También por la película está nominada, en el rubro revelación femenina, al Premio Cóndor, pero ella dice que todo esto que le pasa, le pasa porque le pasa, no porque lo haya buscado.
–Yo nunca fui tras al éxito. Entendéme: yo fui la B de Sábados de la Bondad. Ahora siento que tengo más el respeto de mis pares, pero la gente, el público, siempre me demostró cosas lindas. “Eh, Gunda, linda, grande.” Qué sé yo. Si tu carrera la construís con amor, te va a volver amor. Si la construís con ambición, te va a volver ambición.
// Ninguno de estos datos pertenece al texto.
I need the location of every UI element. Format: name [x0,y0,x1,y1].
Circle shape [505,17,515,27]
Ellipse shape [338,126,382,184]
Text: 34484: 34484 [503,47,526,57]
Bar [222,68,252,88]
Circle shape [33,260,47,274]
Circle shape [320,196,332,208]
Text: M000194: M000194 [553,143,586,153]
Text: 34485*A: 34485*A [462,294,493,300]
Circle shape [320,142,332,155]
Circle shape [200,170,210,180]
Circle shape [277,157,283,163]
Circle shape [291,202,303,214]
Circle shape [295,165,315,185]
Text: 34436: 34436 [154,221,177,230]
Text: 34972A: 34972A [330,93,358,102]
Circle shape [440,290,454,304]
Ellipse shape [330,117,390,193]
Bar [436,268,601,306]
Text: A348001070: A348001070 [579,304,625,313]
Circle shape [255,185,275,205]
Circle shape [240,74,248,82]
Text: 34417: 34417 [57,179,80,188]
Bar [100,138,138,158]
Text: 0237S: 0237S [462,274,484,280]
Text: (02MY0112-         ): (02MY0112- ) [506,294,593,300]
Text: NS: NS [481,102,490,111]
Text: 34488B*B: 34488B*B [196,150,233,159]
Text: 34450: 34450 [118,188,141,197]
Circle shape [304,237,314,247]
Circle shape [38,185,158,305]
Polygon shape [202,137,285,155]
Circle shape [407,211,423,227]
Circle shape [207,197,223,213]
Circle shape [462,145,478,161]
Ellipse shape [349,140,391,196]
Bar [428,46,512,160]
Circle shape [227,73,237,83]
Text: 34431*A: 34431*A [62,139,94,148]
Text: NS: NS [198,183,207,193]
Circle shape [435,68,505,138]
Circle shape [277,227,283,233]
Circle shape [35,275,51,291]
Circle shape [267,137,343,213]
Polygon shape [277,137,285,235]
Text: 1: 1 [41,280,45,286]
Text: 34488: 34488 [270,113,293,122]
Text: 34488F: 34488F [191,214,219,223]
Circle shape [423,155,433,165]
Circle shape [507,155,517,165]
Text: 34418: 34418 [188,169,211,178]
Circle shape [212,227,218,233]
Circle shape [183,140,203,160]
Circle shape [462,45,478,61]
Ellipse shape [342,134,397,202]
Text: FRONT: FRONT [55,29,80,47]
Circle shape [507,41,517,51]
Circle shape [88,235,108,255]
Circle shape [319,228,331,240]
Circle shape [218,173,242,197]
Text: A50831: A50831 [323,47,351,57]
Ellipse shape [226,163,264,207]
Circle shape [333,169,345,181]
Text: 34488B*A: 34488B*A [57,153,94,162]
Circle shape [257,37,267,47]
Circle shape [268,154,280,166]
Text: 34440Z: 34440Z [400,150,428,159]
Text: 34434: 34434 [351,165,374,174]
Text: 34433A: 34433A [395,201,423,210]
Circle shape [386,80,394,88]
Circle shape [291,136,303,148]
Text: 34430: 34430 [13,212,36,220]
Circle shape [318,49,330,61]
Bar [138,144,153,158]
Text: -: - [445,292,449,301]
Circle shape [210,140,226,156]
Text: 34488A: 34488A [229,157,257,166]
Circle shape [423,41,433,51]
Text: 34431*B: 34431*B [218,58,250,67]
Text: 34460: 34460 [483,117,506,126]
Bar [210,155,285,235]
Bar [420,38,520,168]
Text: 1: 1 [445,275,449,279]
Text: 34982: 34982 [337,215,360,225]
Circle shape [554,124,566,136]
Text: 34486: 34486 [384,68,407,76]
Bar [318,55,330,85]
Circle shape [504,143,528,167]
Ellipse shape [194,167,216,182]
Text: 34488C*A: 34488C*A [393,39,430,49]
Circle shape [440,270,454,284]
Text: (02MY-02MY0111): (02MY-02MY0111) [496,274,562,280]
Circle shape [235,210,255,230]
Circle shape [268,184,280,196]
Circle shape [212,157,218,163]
Sabe que no va a ser actriz por siempre. Le gusta la cocina y si le preguntan qué sabe hacer bien ella dice, sin petulancia, sin modestia y sin dudas: Cocinar.
–Desde siempre hago eso. Desde que mamá trabajaba y nos dejaba la comida fría y yo un día dije: Basta, hoy cocino. Eso fue a los 9 años. Es el día de hoy que me hago el plato más elaborado para mí sola. Sé que en el futuro voy a hacer eso. No me gustaría estar viejita y tener que levantarme temprano para ir a grabar, y tener que pensar en taparme las ojeras.
Ah, sí. Eso. También le gustan las minimuñecas al estilo Barbie.
–Mirá. Tengo una Barbie y un Ken.
Tiene cajas repletas de ropa para minimuñecas junto a cajas repletas de minimuñecas y algunas minimuñecas muy especiales, como unas que sólo se consiguen en Estados Unidos y que se llaman Madelaine y que ahora apoya –una, dos, tres– sobre la mesa enana del living.
–Me gustan mucho. Mirá lo que es este piloto plateado, mirá lo que es este vestido. Mirá, mirá estos zapatos. ¿Y el saco de invierno? Tengo una sobrina de 3 años y cada vez que viene nos pasamos horas jugando a las muñecas.
Del cuello, un rosario largo.
Del largo cuello cuelga un rosario.
Un rosario rosado y larguísimo, como si hubiera nacido con eso, ahí. –Soy creyente. Muy. Creo mucho en la fe y en dejarme llevar por los vientos del destino, y eso, si estás conectado con lo espiritual, es mejor. Pero no con lo espiritual de la meditación y el yoga, y qué sé yo, No. Yo tengo mi rosario y lo toco así. Me da como una seguridad. Lo toco y digo... Ah, vamos. Y va.